New paving design in Bratislava highlights city's identity

The new patterns were inspired by prominent Slovak artists.

New design of sidewalk paving in Bratislava.New design of sidewalk paving in Bratislava. (Source: Courtesy of Bratislava)

Inspired by European cities like London, Berlin and Barcelona, Bratislava has redesigned its paving. The new design should appear on the sidewalks of the capital starting next summer. People can take a closer look at the new paving in the courtyard of the Primate’s Palace in the city centre.

“The surface of our sidewalks is like another facade of Bratislava,” said Bratislava Mayor Matúš Vallo when introducing the new paving in late October, adding that it will highlight Bratislava's identity. “It affects how we feel in the city, not only in terms of the comfort of walking but also in terms of aesthetics. Therefore, we designed our own concrete Bratislava tile, which we will lay on the sidewalks throughout the city.”
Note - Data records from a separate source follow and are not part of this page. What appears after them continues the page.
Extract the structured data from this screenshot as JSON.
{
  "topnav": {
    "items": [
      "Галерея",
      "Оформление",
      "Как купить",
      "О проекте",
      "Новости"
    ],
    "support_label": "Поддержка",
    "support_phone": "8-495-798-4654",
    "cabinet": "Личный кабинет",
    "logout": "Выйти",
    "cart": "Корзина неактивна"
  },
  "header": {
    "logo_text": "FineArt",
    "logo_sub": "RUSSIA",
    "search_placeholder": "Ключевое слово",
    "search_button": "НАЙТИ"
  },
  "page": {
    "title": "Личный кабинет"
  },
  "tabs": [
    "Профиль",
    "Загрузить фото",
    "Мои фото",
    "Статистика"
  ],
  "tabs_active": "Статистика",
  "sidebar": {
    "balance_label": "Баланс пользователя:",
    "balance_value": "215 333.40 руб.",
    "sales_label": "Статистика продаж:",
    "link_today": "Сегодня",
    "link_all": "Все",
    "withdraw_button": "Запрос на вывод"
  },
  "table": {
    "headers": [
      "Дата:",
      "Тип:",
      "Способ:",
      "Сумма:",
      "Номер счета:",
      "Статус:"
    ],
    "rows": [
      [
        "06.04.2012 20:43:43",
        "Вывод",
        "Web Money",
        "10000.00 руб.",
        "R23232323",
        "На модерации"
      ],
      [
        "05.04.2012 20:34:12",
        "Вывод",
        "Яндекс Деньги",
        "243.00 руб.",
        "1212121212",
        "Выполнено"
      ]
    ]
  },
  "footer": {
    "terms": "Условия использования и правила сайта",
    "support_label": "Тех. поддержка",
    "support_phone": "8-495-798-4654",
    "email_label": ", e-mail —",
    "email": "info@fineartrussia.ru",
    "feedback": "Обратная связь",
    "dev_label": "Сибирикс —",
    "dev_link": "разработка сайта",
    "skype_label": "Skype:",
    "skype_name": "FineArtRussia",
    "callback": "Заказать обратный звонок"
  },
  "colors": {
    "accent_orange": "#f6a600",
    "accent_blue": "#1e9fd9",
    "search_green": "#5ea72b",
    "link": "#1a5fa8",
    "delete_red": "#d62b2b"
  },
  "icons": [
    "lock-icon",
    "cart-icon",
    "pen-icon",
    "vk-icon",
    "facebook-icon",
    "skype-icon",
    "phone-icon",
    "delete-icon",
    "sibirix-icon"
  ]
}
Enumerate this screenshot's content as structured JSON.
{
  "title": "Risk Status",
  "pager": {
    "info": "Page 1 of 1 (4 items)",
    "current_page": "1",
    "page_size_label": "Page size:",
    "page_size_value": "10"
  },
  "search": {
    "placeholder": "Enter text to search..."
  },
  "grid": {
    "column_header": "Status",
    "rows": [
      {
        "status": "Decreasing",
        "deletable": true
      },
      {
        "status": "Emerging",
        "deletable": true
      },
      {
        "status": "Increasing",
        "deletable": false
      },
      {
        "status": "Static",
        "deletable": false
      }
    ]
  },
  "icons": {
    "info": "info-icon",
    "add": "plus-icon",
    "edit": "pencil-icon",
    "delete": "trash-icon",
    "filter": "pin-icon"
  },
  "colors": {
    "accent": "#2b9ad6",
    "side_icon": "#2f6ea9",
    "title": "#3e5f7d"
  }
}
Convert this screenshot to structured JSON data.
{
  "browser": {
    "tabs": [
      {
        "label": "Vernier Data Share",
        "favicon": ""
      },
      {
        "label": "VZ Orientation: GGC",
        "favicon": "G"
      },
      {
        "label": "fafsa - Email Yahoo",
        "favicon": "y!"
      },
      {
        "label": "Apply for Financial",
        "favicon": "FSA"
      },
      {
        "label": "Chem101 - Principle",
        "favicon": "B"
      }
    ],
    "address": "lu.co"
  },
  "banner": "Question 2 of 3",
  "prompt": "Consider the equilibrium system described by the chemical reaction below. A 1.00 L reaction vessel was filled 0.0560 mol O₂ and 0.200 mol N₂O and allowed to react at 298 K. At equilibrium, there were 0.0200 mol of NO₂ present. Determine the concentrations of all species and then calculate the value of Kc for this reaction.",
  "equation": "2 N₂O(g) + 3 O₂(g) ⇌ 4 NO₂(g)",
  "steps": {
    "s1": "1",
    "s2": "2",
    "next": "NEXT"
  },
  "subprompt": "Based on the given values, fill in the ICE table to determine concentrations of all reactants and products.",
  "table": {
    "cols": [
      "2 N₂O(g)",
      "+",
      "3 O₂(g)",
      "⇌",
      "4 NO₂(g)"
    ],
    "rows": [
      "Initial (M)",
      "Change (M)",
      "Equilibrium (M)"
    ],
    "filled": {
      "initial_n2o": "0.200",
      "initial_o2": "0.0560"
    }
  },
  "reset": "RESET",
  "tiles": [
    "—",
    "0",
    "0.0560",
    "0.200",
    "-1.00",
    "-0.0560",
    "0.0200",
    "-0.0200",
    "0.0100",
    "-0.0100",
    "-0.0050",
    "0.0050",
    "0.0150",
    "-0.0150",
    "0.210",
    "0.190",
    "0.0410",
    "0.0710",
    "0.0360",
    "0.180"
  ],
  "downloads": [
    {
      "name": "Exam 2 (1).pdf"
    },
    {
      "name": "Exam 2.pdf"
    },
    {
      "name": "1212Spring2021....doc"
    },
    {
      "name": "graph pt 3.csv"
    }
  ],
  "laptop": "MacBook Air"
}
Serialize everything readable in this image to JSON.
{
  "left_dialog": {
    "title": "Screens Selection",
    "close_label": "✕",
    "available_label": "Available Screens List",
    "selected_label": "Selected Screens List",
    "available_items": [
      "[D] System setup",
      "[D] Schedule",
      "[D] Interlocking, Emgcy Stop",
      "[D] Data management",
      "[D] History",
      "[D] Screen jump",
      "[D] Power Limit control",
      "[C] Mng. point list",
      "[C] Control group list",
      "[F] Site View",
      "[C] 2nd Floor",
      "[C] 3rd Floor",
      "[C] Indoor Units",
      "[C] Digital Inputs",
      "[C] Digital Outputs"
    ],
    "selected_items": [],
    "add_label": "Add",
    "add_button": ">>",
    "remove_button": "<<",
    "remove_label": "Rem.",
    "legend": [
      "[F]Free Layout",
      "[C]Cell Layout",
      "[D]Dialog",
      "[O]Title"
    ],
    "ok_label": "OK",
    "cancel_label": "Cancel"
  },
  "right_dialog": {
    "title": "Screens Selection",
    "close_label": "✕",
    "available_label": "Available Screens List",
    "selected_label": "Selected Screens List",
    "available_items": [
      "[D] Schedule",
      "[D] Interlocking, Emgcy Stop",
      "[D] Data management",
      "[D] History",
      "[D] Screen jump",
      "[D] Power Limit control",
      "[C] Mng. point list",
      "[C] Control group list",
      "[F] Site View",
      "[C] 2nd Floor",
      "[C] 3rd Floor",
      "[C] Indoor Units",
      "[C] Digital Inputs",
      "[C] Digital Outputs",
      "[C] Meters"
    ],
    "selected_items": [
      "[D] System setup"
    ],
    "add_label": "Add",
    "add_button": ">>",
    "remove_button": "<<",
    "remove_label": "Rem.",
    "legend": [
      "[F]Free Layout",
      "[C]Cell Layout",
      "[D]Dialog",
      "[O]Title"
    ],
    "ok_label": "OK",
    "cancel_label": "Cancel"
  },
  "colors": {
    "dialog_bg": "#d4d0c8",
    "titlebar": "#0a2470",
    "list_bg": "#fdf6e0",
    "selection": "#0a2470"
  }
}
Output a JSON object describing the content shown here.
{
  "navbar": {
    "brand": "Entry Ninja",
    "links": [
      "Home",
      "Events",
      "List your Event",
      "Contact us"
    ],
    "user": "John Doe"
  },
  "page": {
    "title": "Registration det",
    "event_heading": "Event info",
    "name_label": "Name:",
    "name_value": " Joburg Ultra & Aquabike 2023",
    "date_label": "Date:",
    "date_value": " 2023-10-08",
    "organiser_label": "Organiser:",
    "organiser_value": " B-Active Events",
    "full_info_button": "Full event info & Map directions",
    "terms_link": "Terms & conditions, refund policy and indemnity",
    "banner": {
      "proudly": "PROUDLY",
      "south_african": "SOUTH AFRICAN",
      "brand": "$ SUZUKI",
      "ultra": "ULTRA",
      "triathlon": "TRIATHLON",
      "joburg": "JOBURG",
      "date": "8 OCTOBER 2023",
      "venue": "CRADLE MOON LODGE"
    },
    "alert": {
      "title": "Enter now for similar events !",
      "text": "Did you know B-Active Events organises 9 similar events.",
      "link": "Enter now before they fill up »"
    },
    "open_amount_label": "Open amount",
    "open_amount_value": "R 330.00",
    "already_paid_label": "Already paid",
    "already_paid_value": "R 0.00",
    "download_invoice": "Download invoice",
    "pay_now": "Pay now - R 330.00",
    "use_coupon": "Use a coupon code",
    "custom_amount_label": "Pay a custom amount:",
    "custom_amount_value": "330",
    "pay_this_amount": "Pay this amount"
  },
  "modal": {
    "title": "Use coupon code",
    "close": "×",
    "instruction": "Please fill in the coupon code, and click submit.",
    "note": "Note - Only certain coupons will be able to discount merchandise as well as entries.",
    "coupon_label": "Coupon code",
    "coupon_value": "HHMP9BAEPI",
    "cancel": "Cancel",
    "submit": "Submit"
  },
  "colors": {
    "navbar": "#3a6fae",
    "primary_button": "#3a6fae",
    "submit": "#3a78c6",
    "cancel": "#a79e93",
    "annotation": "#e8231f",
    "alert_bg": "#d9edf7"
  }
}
The paving will be made up of four different patterns featuring a combination of lines and waves. The most distinctive part of the paving, which follows the former stone paving in Bratislava, is a unique tile with the inscription Bratislava. This refers to the work of important Slovak artists Miroslav Cipár, Ľudovít Fulla and Milan Dobeš.

“The Bratislava paving was designed so that the street was pleasantly complemented and along with this it did not disturb or compete with the architecture of the city as such,” said graphic designer Martin Jenča, who helped design the new paving.

Bratislava has been changing the way it paves by replacing asphalt as the preferred material with concrete tiles. Compared to asphalt, concrete paving is also more adaptable to climate change, as it is a water-permeable surface. It retains rainwater longer and effectively improves the microclimate of its surroundings.

“In the near future, we will finalise the paving manual, thanks to which the city will have a unified guide on how to proceed when replacing sidewalks in Bratislava,” said Roman Žitňanský, director of the public space section at the Metropolitan Institute in Bratislava (MIB). “We encourage all city boroughs and developers to follow our manual and help us unify sidewalks in Bratislava.”